Deer a possible source of "mad cow like" disease

A University of Kentucky researcher has warned that eating deer could put people at risk of a disease similar to bovine spongiform encephalopathy (BSE) commonly known as mad cow disease.

Chronic wasting disease (CWD) is a transmissible spongiform encephalopathy (TSE), and has been found in deer and elk across the U.S. west and midwest and in parts of Canada.

It is unclear how it spreads.

The researchers say the muscles of deer affected by a mad cow-like disease carry the infectious prions that spread the illness, which means that venison could potentially spread the agent to humans.
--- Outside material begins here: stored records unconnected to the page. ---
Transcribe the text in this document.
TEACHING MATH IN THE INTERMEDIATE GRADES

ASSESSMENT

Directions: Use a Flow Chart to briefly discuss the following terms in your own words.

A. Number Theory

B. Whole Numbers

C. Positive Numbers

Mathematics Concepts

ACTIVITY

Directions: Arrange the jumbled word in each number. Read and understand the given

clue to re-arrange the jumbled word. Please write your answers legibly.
They say leg muscle tissue taken from mule deer with chronic wasting disease (CWD) infected specially bred mice when they were injected with the tissue, and although this is not saying that the venison was infectious, researcher Glenn Telling of the University of Kentucky says the study shows it could be.

Telling has apparently voiced a reluctance on his part, following the study, to eat venison from areas where chronic wasting disease is endemic.

Chronic wasting disease is a transmissible spongiform encephalopathy (TSE), and belongs to a family of diseases that includes scrapie in sheep, bovine spongiform encephalopathy (BSE), or mad cow disease, in cattle and Creutzfeldt-Jakob disease (CJD) in people.

This insidious disease gradually destroy the brain and is always fatal and is caused by misshapen nervous system proteins called prions.

Despite a lack of evidence that people can catch CWD, following the BSE outbreak in British cattle herds in the 1980s, people became victims of a version of CJD called vCJD, and it has been linked to eating infected beef.

To date in the UK 153 people have died from highly probable or confirmed vCJD and six suspected vCJD patients are still alive.

Veterinary experts have already advised people to use caution when handling deer or elk that may have been infected with CWD.

Although the muscle meat of cattle generally has not been found to carry prions, their brains and certain organs do.

Telling warns that it is difficult to predict how prions will behave when they cross species barriers.

The report is published in the current issue of the journal Science.